Minneapolis protesters thanked for 'peaceful' withdrawal from precinct camp
Officials shut down the encampment because of safety risks and impact on emergency response times
By Erin Golden
MINNEAPOLIS — Twelve hours after Minneapolis police dismantled the encampment outside Fourth Precinct headquarters in north Minneapolis, about 300 protesters filled the City Hall rotunda Thursday afternoon to rally against the shutdown and demand more answers about the police shooting of Jamar Clark.
Leaders of Black Lives Matter Minneapolis told a cheering crowd that they were proud of what had happened in the course of their 18-day occupation of the police precinct, including the launch of a federal investigation into Clark’s death and the release of the names of two officers involved in the shooting.
Protesters continue to push for other demands not yet met: release of video of Clark’s shooting and prosecution of the officers without a grand jury. They say witnesses to the shooting saw that Clark, who is black, was handcuffed when he was shot by an officer. Police have said that Clark was not handcuffed.

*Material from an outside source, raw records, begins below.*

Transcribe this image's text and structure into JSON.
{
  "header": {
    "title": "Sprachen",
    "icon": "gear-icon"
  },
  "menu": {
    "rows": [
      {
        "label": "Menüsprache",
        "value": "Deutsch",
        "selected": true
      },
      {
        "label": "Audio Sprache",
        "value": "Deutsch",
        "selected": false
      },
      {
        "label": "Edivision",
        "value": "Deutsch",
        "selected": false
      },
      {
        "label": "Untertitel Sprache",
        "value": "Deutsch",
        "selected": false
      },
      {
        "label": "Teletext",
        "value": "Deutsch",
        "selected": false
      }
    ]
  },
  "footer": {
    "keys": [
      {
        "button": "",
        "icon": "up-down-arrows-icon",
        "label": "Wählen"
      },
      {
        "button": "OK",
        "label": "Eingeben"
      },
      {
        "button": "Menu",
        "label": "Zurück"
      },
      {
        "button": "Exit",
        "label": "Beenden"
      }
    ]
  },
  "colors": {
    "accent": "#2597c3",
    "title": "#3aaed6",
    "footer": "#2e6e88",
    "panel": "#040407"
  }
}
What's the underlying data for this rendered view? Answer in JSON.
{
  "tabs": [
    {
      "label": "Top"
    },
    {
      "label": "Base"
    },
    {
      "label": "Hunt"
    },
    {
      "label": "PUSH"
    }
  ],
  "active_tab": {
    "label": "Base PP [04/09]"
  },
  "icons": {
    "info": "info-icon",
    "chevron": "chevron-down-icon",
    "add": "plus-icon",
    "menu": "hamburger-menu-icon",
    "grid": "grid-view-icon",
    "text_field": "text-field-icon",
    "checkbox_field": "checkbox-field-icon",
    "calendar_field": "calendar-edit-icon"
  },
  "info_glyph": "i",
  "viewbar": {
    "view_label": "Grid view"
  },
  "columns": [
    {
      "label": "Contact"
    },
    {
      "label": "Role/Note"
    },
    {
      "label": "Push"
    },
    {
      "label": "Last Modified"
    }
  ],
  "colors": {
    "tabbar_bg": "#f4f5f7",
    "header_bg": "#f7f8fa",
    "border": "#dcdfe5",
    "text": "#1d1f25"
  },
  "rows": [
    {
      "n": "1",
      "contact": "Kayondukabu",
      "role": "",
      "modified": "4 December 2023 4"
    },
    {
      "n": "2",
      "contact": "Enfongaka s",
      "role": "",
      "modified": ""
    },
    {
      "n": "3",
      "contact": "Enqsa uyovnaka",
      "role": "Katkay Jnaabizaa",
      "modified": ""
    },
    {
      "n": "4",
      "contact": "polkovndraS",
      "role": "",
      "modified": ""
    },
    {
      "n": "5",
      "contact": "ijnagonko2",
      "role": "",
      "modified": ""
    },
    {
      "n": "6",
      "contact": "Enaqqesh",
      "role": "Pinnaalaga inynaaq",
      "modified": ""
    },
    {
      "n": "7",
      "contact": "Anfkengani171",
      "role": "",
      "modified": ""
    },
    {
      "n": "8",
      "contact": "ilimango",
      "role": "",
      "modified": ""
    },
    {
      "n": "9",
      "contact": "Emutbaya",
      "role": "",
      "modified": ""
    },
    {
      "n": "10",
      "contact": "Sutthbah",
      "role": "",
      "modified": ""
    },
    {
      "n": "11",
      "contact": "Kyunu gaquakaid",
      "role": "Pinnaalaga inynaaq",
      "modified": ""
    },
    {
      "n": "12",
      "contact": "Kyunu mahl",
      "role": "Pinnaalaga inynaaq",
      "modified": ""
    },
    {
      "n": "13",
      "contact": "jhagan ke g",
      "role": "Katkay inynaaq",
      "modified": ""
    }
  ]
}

“It’s because we showed up in the streets and we showed up at the door and said, ‘You have to stop killing us,’?” organizer Adja Gildersleve told the crowd. “You don’t have the power. This is real power.”
Clark’s cousin, Alexander Clark, told those assembled, “The people are tired. It’s time for the people to fight back.”

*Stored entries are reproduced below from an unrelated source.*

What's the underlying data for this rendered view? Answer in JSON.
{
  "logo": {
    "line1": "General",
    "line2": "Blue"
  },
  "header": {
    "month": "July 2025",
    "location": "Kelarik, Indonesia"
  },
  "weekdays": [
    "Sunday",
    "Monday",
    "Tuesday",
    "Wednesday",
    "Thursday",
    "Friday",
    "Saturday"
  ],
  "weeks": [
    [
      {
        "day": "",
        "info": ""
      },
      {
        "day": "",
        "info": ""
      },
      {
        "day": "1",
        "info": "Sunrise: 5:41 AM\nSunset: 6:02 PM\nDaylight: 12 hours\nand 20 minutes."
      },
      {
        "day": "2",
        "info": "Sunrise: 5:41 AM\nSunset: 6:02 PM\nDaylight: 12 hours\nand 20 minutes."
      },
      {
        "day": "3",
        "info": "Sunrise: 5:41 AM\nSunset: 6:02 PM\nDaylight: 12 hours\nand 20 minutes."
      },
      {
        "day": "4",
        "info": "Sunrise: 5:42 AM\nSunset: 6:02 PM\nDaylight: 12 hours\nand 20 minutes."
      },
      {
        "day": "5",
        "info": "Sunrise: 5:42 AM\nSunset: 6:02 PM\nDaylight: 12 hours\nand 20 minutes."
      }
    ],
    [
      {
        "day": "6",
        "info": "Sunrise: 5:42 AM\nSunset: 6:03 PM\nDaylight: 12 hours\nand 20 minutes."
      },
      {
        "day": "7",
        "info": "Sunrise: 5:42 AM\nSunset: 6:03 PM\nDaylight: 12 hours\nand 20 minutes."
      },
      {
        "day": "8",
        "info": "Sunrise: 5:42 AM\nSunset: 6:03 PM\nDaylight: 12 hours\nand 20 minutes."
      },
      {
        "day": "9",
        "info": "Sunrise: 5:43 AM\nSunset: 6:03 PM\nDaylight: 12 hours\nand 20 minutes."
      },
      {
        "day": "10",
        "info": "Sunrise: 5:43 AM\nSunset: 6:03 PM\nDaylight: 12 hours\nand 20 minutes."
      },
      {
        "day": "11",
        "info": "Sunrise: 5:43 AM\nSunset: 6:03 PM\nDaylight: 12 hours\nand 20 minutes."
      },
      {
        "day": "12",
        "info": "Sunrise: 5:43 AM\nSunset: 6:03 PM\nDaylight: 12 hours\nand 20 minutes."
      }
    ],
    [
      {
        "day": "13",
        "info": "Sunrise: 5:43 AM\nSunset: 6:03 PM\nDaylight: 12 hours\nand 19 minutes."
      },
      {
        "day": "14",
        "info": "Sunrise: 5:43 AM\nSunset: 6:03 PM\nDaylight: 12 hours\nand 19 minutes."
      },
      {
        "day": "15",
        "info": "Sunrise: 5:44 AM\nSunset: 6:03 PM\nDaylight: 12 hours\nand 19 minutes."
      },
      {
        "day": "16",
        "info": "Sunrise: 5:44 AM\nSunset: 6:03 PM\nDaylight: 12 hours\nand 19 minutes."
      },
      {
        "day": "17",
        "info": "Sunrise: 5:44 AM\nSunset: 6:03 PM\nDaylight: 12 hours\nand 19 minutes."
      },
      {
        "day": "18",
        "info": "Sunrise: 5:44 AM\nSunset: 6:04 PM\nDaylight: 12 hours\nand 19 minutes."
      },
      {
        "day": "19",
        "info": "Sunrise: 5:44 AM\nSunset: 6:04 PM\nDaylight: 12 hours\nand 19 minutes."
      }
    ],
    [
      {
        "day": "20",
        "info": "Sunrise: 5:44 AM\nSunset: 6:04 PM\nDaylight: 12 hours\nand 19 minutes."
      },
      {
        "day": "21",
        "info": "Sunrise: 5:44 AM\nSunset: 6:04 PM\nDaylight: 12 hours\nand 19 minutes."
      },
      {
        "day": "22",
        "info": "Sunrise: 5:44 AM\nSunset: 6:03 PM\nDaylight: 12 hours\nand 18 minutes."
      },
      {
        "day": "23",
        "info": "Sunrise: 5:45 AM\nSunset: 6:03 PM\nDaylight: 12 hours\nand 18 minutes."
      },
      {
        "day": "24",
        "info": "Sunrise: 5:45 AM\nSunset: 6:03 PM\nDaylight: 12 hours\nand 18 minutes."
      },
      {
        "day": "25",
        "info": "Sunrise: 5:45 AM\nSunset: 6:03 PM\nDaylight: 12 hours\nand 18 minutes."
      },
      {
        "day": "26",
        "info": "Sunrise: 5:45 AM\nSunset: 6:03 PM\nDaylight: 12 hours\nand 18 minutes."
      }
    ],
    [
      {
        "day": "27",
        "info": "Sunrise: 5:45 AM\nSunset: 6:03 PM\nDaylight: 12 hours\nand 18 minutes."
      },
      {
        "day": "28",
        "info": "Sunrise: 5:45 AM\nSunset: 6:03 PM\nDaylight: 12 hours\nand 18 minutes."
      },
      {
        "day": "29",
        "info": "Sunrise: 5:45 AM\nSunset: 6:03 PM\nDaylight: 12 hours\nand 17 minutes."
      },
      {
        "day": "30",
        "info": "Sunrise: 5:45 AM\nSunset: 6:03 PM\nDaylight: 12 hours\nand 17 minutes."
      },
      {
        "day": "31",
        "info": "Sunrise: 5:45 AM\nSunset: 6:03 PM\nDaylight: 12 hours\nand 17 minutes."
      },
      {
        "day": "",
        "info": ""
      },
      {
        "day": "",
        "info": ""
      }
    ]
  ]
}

About 90 minutes into the rally, protesters filed downstairs and into a tunnel that links City Hall to the nearby Government Center building. They paused outside of Wings Financial, a credit union rally organizers said is a major financial supporter of the police union. Protesters used window paint to write messages on the bank’s glass windows — some supporting “Justice for Jamar” and others using expletives opposing the police — before heading back to City Hall.
Around 6 p.m., the protesters headed out of City Hall into freezing temperatures to march to a law enforcement social function at Elsie’s Restaurant, Bar and Bowling Center in northeast Minneapolis.

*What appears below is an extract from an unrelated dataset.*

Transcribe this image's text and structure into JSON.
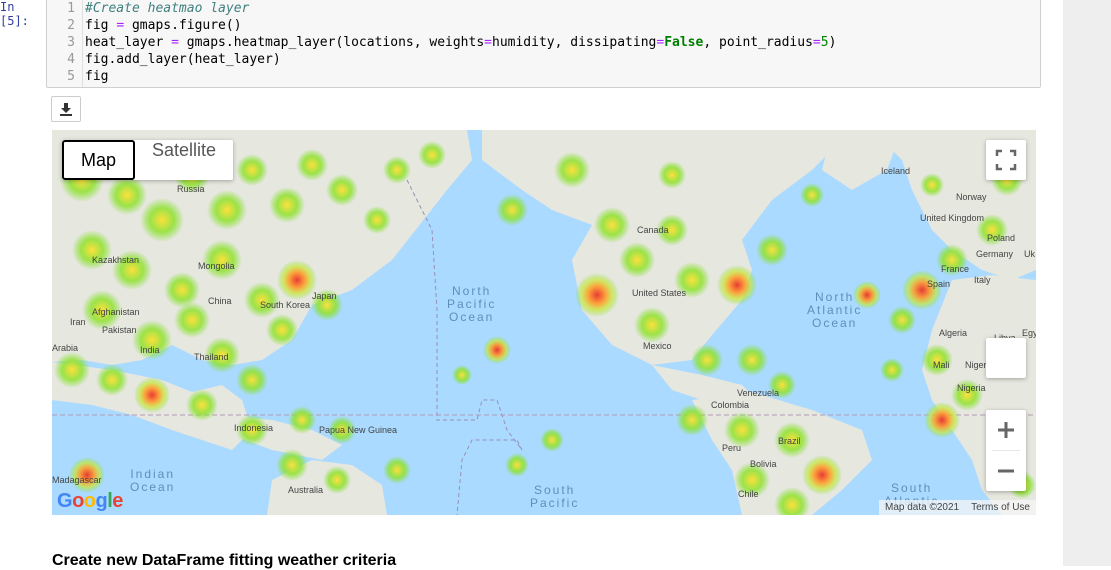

At the same time, about 100 people gathered at Bottineau Park, also in northeast Minneapolis, for a protest targeting police union president Bob Kroll. Demonstrators said they want Kroll, who has been outspoken in defending the officers involved in Clark’s shooting, removed from his position and from the department over allegations of discrimination and mistreatment of minorities while on and off the job.
Around 8 p.m., the two groups of protesters converged to march toward the northeast Minneapolis headquarters of the police union. Fences were erected around the building before the crowd arrived, and a tarp covered its sign out front.
Demonstrators then rallied in the street on University Avenue NE. as officers filmed the gathering from the rooftop of a nearby apartment complex. Then they marched back downtown.
Organizers said they would continue bringing “the fight to [MPD’s] doorstep.”
The latest round of protests were sparked by the police department’s early-morning shutdown of the encampment on Plymouth Avenue N. Around 4 a.m., officers began issuing a series of orders for the approximately 50 protesters outside of the precinct headquarters to leave. Demonstrators reported on social media that they were given 10 minutes to collect their belongings and move out.
Most left on their own, though police made eight arrests — seven for obstructing the legal process and one for trespassing.
Police, firefighters and public works employees quickly moved in to haul away tents, blankets and supplies and to put out protesters’ warming fires.
Within a few hours, the street was reopened to traffic and city crews were placing tall metal fencing atop concrete barricades surrounding the police station.
In a morning news conference, Mayor Betsy Hodges and Police Chief Janeé Harteau said officials moved in to shut down the encampment because of “increasing safety risks” and its “impact on our ability to provide service to the city.”
The mayor, chief and council members who represent the North Side have pointed to pollution from fires, vandalism, threats against police, slowing emergency response times and violence, most notably last week’s shooting of five protesters.
Both praised the work of the police department and Hodges thanked protesters for their “peaceful” withdrawal from the precinct.
“It is time to pivot to a moment of working together on issues we all care about, to create ‘One Minneapolis’ and move forward together,” the mayor said.
The chief warned protesters that the city would not tolerate more protests that include open fires or encampments.
“We will continue to support and facilitate your First Amendment rights and freedom of speech,” she said, “but we will also support and enforce the ordinances of the city of Minneapolis and the laws of the state of Minnesota.”
Harteau said her department had spent $750,000 on overtime pay in the 18 days since the protests began.